In 2005, the Shubert board voted to change the name of the Royale Theatre to the Bernard B. Jacobs. Behind the scenes, Schoenfeld’s wife, Pat, lobbied the board to name a theater after her husband as well. “Instead of doing something to honor Jerry after he dies, do something now,” she insisted.2 The board agreed, renaming the Plymouth the Gerald Schoenfeld.
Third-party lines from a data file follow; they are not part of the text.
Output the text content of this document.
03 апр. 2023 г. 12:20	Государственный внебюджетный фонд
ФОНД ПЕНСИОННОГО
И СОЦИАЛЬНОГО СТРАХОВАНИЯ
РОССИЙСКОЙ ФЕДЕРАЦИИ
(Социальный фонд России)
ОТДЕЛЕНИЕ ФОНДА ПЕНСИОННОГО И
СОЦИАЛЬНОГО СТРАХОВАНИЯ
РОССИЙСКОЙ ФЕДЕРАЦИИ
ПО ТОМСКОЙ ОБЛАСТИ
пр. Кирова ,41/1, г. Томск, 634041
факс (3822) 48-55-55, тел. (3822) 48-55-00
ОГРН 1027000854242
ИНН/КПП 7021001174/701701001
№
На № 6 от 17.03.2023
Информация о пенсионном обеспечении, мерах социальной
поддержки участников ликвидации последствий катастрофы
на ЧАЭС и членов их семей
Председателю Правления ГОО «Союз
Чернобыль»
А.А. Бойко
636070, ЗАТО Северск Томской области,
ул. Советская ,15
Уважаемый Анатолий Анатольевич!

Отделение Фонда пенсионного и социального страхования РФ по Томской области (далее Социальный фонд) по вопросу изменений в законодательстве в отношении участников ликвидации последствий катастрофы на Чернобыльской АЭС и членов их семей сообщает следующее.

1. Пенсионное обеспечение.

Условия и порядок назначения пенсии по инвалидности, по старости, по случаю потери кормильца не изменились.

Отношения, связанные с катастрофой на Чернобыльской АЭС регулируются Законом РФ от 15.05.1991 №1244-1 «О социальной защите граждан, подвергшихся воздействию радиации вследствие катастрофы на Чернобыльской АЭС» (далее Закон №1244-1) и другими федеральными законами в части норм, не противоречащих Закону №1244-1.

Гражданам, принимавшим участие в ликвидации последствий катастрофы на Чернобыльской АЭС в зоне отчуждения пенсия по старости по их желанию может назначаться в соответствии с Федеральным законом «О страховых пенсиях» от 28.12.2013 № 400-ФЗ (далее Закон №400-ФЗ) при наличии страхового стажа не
Many on Broadway grumbled, albeit off the record, about the unseemliness of naming theaters after “lawyers,” especially when there were no theaters named Arthur Miller or Tennessee Williams or Irving Berlin. But others, like Rocco Landesman, knew what Schoenfeld and Jacobs had done for their industry, and spoke out in favor of the honor. Privately, Schoenfeld had a name for those who snickered at the renaming of the theaters. “Schmucks!” he called them. But at the ceremony hosted by Hugh Jackman to light the new marquees, Schoenfeld drew laughs when, visibly moved, he said, “Thank you all for coming and being part of this unforgivable—er, unforgettable—moment.”I
On November 24, 2008, Schoenfeld and his wife attended the premiere of Australia, starring Hugh Jackman and Nicole Kidman. He was his usual, ebullient self, shaking hands and hugging old friends. He was trying to convince Jackman to play Little Chap in a Shubert-produced revival of Stop the World—I Want to Get Off!. As he walked up the aisle after the movie was over, he ran into Jackman. “You,” he shouted at the star (“He always left the H off my name,” Jackman recalled), “enough of this Hollywood shit. It’s time to come back home to Broadway!” In his Madison Avenue apartment after the screening, he was feeling peckish. He went into the kitchen for a slice of herring. His wife heard him gasp. She rushed into the kitchen and found him on the floor. He died, in his apartment, of a heart attack. He was eighty-four.